Simon Willison spent the 1990s watching database companies trap their customers. Every vendor wanted you locked into their SQL dialect, their client library, their proprietary extensions. The cure was ODBC: a common interface that let applications talk to any database without rewriting code. Willison thinks AI models are next.
He built llm, a command-line tool that routes prompts to over 100 different AI backends using a unified interface. OpenAI, Anthropic, Google Gemini, open-source models running locally via Ollama or llamafile — they all look the same from the calling code. Willison released it in 2023. The tool has quietly accumulated plugins for running Python code, querying read-only databases, executing sandboxed JavaScript, and running math operations, according to the plugin directory. None of that is a demo.
The read-only SQLite plugin is the piece that separates llm from a long list of "unified API" wrappers. Instead of copying data out of a database so an AI can reason about it, you send the SQL query to llm and the model sees only what the query returns. The data stays in place. The model cannot wander. Willison calls this "a safe-execution layer." It means you can ask an AI to analyze a database containing customer records, and the model gets exactly the rows the query selects — not a training run on your schema.
Sandboxed JavaScript via the quickjs plugin works the same way. The model runs code inside a sandbox that has no access to the filesystem, network, or system APIs. It can do math, manipulate strings, format output. It cannot phone home. This is not how most developers integrate AI into their tools today. Most integration today is: send a prompt, receive text, trust the model. The sandbox inverts that assumption.

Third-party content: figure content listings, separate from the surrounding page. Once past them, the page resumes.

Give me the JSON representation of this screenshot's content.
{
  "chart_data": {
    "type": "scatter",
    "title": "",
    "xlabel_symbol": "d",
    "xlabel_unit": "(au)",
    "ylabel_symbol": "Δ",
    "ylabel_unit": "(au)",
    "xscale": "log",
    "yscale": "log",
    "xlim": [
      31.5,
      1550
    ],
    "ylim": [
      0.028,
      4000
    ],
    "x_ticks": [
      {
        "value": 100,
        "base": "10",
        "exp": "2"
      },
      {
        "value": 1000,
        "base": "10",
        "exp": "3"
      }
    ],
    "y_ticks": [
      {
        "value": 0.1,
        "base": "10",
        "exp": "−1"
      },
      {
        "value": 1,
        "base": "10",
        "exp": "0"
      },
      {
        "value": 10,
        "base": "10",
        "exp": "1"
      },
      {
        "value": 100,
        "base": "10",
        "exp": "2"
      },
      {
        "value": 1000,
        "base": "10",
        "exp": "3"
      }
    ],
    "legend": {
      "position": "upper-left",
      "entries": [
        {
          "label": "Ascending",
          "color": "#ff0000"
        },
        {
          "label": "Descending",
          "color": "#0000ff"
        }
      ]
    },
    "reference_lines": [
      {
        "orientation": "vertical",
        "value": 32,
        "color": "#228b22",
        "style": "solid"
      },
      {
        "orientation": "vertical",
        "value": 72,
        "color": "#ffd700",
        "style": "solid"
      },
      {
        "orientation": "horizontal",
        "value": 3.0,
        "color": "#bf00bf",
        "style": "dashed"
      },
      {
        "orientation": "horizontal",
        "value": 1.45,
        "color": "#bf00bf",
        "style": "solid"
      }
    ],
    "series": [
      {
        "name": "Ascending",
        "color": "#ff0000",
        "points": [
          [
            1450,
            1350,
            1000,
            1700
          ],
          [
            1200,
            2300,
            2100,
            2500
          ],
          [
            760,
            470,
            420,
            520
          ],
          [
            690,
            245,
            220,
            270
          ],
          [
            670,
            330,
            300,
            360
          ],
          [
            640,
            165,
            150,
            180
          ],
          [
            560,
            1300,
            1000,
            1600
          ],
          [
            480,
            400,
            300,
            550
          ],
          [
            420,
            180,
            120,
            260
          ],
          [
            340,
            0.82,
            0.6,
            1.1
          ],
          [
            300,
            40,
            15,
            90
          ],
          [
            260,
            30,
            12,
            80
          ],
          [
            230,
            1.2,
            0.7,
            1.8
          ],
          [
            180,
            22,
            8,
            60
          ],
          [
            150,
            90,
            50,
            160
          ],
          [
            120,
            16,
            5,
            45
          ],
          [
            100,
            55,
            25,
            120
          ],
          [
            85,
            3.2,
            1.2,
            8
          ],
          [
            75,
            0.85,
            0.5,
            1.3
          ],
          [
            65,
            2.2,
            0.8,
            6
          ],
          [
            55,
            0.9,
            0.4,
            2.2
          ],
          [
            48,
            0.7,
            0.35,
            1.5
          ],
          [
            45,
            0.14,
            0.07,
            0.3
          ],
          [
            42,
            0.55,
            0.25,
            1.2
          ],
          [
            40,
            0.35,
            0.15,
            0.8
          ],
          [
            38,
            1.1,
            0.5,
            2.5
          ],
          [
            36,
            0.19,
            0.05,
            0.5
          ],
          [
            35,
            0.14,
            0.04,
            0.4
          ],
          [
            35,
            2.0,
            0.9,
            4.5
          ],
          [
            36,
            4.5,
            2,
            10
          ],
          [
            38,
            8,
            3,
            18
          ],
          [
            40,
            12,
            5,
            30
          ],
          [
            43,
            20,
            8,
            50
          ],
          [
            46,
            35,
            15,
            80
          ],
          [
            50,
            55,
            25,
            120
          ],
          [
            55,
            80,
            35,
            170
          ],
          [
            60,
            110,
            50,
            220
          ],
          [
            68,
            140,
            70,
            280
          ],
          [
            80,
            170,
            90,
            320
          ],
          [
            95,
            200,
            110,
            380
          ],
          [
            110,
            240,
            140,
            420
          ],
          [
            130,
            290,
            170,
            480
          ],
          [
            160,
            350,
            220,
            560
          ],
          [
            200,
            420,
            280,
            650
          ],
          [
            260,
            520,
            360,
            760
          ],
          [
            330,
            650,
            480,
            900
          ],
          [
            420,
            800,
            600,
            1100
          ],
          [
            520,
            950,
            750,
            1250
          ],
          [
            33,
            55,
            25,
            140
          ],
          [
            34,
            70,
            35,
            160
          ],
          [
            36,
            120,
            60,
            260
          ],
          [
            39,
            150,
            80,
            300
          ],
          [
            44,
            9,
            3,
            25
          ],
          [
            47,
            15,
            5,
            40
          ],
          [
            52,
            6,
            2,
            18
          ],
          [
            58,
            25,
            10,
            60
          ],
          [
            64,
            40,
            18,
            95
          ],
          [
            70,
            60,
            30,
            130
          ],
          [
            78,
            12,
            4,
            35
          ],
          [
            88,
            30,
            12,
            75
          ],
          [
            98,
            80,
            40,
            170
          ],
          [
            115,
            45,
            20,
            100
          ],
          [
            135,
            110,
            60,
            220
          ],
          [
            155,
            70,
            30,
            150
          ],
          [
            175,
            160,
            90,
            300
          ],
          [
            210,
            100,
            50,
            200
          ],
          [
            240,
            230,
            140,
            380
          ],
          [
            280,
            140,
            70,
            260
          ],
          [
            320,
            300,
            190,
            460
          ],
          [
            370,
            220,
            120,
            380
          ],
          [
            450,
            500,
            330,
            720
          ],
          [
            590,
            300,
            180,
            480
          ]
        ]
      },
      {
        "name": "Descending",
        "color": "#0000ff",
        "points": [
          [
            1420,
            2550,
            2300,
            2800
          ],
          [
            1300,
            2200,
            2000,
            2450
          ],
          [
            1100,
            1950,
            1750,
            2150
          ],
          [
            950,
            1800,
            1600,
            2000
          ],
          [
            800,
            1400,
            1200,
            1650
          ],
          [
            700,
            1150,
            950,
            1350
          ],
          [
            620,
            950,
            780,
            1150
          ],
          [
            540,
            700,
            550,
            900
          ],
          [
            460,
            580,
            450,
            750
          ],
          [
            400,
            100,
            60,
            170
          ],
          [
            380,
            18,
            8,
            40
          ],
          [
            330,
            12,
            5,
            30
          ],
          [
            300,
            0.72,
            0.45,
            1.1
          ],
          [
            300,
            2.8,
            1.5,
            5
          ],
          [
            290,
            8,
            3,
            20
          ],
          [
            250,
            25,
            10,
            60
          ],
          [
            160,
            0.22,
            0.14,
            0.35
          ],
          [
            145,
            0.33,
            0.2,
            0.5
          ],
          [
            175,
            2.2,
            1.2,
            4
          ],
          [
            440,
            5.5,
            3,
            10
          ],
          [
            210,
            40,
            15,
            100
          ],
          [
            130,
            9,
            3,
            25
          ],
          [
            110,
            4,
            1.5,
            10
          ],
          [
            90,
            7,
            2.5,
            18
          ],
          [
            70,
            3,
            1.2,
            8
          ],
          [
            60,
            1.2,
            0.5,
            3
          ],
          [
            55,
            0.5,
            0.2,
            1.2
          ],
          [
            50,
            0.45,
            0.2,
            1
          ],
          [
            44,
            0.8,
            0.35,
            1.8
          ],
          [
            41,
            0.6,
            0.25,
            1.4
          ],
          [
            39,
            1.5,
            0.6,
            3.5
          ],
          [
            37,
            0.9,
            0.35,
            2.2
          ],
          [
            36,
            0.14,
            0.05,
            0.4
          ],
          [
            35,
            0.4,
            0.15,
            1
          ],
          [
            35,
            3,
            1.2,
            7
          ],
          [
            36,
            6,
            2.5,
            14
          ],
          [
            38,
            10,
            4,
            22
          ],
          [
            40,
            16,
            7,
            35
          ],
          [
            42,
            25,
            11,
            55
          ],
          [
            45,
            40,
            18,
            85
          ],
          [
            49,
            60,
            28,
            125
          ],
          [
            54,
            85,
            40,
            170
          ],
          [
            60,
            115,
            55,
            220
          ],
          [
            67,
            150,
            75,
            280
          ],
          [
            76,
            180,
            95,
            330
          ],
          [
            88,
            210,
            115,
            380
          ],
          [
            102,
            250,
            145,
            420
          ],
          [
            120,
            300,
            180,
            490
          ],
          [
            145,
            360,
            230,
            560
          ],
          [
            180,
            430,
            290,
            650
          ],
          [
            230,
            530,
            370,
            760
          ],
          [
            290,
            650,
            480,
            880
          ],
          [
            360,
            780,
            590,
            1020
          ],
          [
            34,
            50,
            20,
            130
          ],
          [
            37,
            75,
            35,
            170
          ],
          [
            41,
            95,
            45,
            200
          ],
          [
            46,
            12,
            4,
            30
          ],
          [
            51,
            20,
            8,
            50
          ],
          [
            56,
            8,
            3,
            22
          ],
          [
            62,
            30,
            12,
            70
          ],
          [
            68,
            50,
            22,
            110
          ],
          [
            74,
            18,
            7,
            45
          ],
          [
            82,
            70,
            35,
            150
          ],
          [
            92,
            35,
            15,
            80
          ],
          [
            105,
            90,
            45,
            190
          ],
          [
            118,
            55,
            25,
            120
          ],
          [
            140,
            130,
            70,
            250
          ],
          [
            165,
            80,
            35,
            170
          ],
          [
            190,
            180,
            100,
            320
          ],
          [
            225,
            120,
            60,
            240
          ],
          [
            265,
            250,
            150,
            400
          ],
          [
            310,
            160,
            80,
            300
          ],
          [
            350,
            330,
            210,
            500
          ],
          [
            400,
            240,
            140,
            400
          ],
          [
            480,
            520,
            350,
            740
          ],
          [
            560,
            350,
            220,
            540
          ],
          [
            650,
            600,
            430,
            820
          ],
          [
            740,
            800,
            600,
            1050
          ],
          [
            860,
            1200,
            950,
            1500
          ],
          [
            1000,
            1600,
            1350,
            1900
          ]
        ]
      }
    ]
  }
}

The model becomes a function you call, not an endpoint you expose.
LiteLLM, Portkey, and OpenRouter offer similar abstraction over multiple model providers. What separates llm is the plugin architecture for execution, not just inference. "The tool calling support in LLM 0.26 is the biggest new feature since I started the project," Willison wrote. That release let OpenAI, Anthropic, Gemini, and Ollama models run tools — which is what turns a model from a text generator into a programmable component. The community has built on top of llm in unexpected ways: one developer released Zummoner, a ZSH plugin that translates English to shell commands via llm, according to Hacker News.
The ODBC parallel has limits. Databases in 1994 were mature, stable targets. AI models today are none of those things. API formats change. Model capabilities vary wildly. A SQL query is deterministic; a prompt is not. The abstraction works at the interface level but it does not make models interchangeable in practice. GPT-4 and a local llamafile produce different outputs on the same prompt, and not every workflow can absorb that variance.
What the abstraction does create is optionality. An application written against llm's interface can switch models without rewriting the calling code. For teams building products on top of AI, that is not a small thing. It means you can start with GPT-4o, move to Claude when it launches, or drop in a local model when latency matters — without touching the integration layer.
Simon Willison also created Datasette, the open-source tool for publishing and analyzing structured data. That background shows up in how llm handles databases. The SQLite plugin is not an afterthought — it is a philosophy made concrete. Data stays where it belongs. Models visit, reason, and leave.
Whether llm's approach becomes the standard or remains a craftsman's tool depends on whether the broader ecosystem treats safe execution as a requirement or a nice-to-have. Most AI gateways today solve the routing problem. Willison is betting the execution problem — keeping models inside guardrails when they touch your systems — is the harder and more important one to solve.
What to watch: whether the plugin architecture attracts contributors who extend safe execution beyond SQL and JavaScript, and whether any of the major model providers treat llm compatibility as a selling point. The abstraction wins when the ecosystem around it grows.